It is, however, just a matter of time before Jordan's world becomes completely dark. Even now, he has an extremely limited cone of vision through the left eye. Yet to watch him do his work and banter about the halls of Blunt, you realize that his handicap is a thing that Cliff Jordan spends precious little time worrying about.

"I've been fortunate to be at Dartmouth while all this was happening, among my friends and in a familiar place," Jordan says. "I'm sure my near-blindness has been more trouble for others than it has for me at times, and I can't thank the people who've helped me enough. No, I don't like it. But things could be a lot worse."

Cliff and Betty are planning on taking some extended trips after Dartmouth, visiting family and friends. Hanover will always stay a center "Gee, two of my sons went to Dartmouth, and this has been our home for so long" but the Jordans are eager to expand their horizons.
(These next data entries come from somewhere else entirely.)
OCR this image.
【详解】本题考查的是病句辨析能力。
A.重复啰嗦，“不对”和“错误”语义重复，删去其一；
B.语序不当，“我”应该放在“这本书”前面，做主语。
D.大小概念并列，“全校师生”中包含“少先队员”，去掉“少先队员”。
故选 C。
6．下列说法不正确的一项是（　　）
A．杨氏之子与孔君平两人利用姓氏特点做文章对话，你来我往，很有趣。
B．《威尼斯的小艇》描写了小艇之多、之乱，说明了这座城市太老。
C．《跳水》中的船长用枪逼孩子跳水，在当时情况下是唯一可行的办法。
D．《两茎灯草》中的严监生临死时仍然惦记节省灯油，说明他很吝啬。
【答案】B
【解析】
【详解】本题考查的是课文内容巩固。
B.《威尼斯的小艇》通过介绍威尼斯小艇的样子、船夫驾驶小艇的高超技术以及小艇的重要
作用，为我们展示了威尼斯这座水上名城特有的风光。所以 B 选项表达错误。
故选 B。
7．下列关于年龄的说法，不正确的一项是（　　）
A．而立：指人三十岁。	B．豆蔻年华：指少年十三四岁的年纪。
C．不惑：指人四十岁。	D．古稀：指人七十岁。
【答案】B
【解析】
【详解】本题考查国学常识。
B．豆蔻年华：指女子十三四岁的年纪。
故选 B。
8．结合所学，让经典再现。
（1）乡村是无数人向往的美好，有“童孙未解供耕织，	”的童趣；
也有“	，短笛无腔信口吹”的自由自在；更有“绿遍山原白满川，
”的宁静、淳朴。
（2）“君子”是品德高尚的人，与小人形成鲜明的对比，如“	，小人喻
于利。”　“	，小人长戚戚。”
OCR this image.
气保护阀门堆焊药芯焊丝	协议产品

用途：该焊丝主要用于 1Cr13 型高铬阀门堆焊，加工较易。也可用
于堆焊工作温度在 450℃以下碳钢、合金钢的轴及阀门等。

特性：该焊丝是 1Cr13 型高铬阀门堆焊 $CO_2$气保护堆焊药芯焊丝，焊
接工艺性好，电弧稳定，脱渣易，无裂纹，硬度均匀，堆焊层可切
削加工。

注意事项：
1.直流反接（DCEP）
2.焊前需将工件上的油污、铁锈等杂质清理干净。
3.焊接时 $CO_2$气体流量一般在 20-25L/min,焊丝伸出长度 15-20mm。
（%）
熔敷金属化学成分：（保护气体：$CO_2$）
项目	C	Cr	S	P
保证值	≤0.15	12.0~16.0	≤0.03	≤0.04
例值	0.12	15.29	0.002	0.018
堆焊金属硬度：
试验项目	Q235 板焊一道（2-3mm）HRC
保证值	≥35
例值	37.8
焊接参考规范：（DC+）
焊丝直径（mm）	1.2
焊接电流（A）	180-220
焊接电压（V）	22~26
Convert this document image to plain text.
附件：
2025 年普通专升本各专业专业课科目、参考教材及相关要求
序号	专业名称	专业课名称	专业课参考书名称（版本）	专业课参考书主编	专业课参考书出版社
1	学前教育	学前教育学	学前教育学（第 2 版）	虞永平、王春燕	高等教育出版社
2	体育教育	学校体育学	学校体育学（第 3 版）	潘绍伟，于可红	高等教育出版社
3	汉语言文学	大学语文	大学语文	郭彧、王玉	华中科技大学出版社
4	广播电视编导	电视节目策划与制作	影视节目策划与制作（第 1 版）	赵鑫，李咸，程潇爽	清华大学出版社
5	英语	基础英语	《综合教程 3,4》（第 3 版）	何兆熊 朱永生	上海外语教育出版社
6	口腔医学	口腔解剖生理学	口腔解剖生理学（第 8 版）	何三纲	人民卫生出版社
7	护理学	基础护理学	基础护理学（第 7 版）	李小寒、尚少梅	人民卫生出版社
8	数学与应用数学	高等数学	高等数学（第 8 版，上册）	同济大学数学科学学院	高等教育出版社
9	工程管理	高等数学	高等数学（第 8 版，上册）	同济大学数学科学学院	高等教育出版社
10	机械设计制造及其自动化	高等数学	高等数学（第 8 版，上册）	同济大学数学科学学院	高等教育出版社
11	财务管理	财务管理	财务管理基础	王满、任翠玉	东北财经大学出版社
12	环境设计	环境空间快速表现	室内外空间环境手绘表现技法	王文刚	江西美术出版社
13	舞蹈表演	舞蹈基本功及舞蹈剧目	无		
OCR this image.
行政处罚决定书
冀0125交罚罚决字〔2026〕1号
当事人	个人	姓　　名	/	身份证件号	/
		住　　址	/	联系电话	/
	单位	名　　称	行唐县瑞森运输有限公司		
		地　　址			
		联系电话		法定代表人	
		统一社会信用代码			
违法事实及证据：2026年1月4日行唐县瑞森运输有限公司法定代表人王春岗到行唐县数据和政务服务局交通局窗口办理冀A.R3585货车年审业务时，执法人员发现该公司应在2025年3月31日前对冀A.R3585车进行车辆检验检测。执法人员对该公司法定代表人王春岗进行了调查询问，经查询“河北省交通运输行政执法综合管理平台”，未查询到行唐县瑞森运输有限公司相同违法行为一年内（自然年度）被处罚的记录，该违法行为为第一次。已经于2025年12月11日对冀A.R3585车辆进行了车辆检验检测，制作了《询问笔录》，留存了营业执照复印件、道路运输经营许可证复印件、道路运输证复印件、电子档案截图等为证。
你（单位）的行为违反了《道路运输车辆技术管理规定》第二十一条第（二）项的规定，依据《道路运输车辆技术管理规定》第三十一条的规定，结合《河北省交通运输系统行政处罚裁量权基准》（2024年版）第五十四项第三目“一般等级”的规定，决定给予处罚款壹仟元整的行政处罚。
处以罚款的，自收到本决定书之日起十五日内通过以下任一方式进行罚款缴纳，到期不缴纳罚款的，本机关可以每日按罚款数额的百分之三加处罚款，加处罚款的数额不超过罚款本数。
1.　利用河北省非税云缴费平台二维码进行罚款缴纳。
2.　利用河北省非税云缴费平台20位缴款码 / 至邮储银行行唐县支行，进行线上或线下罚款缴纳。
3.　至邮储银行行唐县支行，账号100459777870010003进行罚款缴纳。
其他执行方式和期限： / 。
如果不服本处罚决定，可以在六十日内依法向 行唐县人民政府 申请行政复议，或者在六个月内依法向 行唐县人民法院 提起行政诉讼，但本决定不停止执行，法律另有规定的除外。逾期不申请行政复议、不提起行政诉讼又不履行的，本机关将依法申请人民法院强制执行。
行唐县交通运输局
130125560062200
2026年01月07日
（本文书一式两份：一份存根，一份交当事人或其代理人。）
In the admissions files of Clifford Leslie Jordan, Jr. is a letter dated March 12, 1941 from Philip Fowler '27 of Boston commenting on the credentials of the freshman candidate. In understated candor, Fowler wrote on behalf of his committee: "He is the type of boy who will fit and wear well at Dartmouth, and we feel his acceptance should be recommended."

Forty-three years later, Mr. Fowler's assessment has been thoroughly borne out.